Most likely than not, your suppliers will understand, as long as you are proposing a payment plan agreeable by both parties – and stick to it no matter what.
2. Borrow from bank (or friends and family)
Borrowing from bank is only logical; however, there’s one major caveat. Settling your business debts with yet another debt is a bad business practice. Moreover, unless you have personally guarantee a loan, you need to have a form of collateral to back your business loan; bottom line, it’s not a good idea, in my opinion.
Borrowing from your friends and family members? Even a worse solution! You are putting your personal relationship at stake, just to recover from your business financial woes due to the scamming… not a good idea.
3. Invoice factoring
To me, this is probably the best solution for you; invoice factoring lets you sell your accounts receivable (your invoices, for example) to a “factor” (a third party, including a financial institution) at a discount rate. You will receive cash at 70-85 percent of the purchase price of the accounts receivable in one to two weeks time.
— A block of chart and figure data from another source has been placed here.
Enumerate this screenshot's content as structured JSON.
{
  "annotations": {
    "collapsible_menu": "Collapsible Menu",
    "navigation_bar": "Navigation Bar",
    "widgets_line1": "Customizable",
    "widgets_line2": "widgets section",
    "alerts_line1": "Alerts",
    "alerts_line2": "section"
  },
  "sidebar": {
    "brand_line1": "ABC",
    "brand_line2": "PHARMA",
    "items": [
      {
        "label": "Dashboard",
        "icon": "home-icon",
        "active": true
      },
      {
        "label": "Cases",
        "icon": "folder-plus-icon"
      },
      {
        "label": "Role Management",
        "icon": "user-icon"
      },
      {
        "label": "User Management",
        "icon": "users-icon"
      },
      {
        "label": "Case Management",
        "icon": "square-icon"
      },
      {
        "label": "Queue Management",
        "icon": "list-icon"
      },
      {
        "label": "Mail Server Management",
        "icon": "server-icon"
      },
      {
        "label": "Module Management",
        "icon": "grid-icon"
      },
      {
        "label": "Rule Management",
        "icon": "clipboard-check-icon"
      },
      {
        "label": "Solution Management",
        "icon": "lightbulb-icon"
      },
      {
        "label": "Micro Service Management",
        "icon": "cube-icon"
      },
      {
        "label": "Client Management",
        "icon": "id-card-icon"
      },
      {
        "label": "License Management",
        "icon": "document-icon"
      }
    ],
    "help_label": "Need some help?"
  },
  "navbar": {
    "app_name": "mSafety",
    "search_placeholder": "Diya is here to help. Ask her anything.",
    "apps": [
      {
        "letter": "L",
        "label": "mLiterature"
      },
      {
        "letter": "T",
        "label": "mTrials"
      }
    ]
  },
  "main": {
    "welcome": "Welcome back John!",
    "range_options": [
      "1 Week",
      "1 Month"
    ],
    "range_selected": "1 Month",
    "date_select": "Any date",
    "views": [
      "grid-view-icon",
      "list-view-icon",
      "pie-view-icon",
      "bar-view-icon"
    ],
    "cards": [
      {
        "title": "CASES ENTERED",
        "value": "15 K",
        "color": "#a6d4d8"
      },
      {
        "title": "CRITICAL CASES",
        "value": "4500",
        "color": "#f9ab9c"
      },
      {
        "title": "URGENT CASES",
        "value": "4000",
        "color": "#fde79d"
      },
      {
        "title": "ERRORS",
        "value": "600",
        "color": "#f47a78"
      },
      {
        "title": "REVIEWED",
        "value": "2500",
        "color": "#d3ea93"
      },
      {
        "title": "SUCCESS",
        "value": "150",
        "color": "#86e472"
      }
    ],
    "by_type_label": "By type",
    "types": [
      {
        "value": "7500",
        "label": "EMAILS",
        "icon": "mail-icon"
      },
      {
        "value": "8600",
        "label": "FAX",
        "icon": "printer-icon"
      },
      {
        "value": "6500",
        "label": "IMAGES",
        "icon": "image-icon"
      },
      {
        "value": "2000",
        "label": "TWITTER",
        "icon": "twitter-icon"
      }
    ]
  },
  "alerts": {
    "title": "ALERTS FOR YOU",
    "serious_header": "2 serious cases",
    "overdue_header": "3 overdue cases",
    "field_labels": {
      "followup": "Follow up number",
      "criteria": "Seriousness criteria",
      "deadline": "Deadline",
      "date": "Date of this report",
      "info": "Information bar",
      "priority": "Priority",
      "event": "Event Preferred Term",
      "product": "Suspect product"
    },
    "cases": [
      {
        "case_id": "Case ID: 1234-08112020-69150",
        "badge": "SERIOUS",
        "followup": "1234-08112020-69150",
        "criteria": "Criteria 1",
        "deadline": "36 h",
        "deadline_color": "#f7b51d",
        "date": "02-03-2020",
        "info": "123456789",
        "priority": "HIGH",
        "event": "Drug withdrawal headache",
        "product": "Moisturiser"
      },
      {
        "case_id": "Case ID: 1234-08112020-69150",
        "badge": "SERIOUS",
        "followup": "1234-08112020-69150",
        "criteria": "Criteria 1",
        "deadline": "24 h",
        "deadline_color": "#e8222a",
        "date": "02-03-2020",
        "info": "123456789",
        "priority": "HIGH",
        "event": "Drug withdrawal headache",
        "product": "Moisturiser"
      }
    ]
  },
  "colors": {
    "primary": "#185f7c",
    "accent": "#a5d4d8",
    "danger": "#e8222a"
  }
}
It’s a financial product made available by financial institutions and it’s commonly used in some industries, such as textile and apparel businesses. You can learn more about invoice factoring here.
I consider invoice factoring as the right solution as it doesn’t add yet another burden into your financial responsibilities (e.g. paying your loans on time.) Depending on your profit margins, 70-85 percent is more than enough to help you pay your accounts payable and cover operational while recovering from the scam.
As always – do your due diligence in choosing the best option for you; before you decide on anything, be sure to consult with your accountants, business advisors and/or anyone who are capable in giving you professional advices.